After the meeting, I found myself wondering why otherwise smart people so easily slipped into this kind of business bullshit. How had this obfuscatory way of speaking become so successful? There are a number of familiar and credible explanations. People use management-speak to give the impression of expertise. The inherent vagueness of this language also helps us dodge tough questions. Then there is the simple fact that even if business bullshit annoys many people, in most work situations we try our hardest to be polite and avoid confrontation. So instead of causing a scene by questioning the bullshit flying around the room, I followed the example of Simon Harwood, the director of strategic governance in the BBC’s self-satirising sitcom W1A. I used his standard response to any idea — no matter how absurd — ‘hurrah.’”
“Business bullshit allows us to blather on without saying anything. It empties out language and makes us less able to think clearly and soberly about the real issues. As we find our words become increasingly meaningless, we begin to feel a sense of powerlessness. We start to feel there is little we can do apart from play along, benefit from the game and have the occasional laugh.
But this does not need to be the case. Business bullshit can and should be challenged. This is a task each of us can take up by refusing to use empty management-speak. We can stop ourselves from being one more conduit in its circulation. Instead of just rolling our eyes and checking our emails, we should demand something more meaningful.
Clearly, our own individual efforts are not enough. Putting management-speak in its place is going to require a collective effort. What we need is an anti-bullshit movement. It would be made up of people from all walks of life who are dedicated to rooting out empty language. It would question management twaddle in government, in popular culture, in the private sector, in education and in our private lives.
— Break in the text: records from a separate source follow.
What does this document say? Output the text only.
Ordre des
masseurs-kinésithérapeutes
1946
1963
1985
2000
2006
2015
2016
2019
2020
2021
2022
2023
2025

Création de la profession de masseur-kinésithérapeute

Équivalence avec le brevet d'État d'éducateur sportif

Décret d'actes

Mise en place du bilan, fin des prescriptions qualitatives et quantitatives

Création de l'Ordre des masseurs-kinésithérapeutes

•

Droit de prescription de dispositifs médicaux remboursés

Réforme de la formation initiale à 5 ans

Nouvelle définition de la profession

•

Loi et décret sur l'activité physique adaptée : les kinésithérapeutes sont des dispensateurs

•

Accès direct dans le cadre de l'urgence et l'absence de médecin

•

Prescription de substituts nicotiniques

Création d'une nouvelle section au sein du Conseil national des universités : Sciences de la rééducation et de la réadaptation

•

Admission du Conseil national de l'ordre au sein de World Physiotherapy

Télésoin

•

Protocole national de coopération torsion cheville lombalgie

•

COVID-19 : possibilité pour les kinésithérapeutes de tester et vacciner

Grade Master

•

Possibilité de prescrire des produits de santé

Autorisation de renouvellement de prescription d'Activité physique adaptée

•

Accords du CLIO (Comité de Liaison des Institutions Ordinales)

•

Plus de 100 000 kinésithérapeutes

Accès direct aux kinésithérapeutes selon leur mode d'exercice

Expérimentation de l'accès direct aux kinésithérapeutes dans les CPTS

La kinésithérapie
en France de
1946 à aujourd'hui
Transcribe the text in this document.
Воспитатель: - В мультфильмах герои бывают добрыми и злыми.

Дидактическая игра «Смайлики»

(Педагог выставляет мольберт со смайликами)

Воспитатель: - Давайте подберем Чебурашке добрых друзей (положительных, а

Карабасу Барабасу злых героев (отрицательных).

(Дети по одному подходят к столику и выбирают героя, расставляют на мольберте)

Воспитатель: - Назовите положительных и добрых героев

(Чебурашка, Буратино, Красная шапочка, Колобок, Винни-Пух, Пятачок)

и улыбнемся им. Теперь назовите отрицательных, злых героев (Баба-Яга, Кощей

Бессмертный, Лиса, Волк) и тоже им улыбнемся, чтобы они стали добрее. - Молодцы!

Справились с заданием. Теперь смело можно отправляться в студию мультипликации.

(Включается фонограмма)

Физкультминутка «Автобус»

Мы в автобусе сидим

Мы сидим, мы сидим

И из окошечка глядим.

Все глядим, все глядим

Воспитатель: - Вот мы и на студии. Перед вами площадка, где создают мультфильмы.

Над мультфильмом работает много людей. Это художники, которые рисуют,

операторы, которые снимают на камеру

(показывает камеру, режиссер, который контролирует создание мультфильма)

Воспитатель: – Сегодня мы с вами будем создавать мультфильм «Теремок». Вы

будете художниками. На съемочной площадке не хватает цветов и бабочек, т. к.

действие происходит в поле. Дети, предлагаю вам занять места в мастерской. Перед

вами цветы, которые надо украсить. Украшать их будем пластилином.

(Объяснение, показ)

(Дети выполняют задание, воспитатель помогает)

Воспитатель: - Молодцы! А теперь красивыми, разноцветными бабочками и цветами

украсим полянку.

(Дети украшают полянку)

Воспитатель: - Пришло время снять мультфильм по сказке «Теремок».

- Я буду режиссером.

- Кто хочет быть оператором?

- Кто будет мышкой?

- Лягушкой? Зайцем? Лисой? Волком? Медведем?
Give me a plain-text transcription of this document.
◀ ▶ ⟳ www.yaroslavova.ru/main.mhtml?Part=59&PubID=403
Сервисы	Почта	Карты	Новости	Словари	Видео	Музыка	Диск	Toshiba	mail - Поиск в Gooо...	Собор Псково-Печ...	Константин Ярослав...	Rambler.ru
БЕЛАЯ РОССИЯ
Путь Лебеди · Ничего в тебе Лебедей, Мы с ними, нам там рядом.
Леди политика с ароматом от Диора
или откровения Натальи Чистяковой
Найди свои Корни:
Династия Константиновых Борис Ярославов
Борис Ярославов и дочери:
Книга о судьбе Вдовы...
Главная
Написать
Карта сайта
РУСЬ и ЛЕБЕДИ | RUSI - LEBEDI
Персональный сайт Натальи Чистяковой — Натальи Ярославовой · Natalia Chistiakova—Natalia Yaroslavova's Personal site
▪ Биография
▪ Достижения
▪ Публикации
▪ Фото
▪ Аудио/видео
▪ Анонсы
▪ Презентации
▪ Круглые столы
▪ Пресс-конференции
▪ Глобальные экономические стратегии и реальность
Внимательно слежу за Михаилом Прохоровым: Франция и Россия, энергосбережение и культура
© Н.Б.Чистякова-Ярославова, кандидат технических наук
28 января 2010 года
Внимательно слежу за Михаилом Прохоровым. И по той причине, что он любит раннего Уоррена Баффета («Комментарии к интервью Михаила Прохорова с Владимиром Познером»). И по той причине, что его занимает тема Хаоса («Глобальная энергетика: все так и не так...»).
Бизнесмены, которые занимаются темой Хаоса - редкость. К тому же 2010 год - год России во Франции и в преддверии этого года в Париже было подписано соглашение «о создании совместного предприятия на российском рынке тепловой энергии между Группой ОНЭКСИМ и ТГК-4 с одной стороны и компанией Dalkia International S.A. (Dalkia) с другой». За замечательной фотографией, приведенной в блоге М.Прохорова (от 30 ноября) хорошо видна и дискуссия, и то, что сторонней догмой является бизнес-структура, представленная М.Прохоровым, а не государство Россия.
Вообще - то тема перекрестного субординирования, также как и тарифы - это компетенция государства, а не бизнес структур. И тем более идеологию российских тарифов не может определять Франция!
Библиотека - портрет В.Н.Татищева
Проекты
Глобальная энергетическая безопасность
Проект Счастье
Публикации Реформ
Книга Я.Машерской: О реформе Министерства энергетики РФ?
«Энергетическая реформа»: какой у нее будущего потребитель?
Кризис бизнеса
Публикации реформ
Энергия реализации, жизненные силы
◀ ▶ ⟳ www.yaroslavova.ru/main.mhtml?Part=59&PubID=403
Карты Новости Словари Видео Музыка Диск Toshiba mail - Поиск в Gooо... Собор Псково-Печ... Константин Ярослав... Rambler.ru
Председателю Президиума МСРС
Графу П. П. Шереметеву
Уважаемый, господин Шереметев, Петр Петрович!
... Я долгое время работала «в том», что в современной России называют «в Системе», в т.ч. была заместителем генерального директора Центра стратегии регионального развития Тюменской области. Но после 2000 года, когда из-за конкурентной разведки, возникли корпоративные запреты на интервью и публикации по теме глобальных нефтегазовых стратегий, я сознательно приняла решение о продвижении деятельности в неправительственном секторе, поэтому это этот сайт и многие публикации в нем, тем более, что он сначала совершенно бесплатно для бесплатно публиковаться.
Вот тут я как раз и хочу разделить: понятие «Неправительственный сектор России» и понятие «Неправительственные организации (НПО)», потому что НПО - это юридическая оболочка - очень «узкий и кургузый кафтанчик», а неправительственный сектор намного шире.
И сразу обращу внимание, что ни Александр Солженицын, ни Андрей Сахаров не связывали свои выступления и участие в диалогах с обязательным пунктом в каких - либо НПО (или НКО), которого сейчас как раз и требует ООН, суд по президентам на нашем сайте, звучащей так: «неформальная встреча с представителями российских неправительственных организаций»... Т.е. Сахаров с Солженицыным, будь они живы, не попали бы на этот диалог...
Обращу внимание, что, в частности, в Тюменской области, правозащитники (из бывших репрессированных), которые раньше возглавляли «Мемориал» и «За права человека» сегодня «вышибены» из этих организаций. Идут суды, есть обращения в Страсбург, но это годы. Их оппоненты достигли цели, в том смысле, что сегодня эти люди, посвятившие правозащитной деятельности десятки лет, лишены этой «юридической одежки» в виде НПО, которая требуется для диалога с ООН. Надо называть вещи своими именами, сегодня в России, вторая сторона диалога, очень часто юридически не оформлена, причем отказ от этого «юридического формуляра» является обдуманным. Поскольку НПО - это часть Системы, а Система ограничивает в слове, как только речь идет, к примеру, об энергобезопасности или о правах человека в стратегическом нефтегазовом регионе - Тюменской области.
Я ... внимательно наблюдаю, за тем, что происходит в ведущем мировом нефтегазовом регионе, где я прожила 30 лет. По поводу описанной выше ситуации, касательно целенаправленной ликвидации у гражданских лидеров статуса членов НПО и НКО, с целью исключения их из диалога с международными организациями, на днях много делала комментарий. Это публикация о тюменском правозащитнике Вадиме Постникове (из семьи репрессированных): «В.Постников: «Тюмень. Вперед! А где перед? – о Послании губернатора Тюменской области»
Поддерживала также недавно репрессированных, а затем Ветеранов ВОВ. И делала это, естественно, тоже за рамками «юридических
The aim would not just be bullshit-spotting. It would also be a way of reminding people that each of our institutions has its own language and rich set of traditions which are being undermined by the spread of the empty management-speak. It would try to remind people of the power which speech and ideas can have when they are not suffocated with bullshit. By cleaning out the bullshit, it might become possible to have much better functioning organisations and institutions and richer and fulfilling lives.”
Spicer isn’t the only one fighting business bullshit. Former Financial Times columnist Lucy Kellaway has been telling business people to stop talking rot for 25 years.
In How I lost my 25-year battle against corporate claptrap, Kellaway names Starbucks CEO Howard Schultz as “a champion in the bullshit space.” Schultz has provided her with more material for columns than any other executive alive or dead. “Yet, he is still at it, and still out-doing himself. Earlier this year, Mr Schultz announced that the new Starbucks Roasteries were ‘delivering an immersive, ultra-premium, coffee-forward experience,’” Kellaway writes. “In this ultra-premium, jargon-forward twaddle, the only acceptable word is ‘an.’ Mr Schultz has brewed up a blend of old and new jargon, the fashionable and the workaday, adding a special topping of his own. ‘Delivering’ and ‘experience’ are grim but not new. ‘Ultra-premium’ is needless word inflation. ‘Immersive’ is fashionable, though ill-advised if you are talking about scalding liquids. The innovation is ‘coffee-forward.’ Sounds fantastic, but what is it?”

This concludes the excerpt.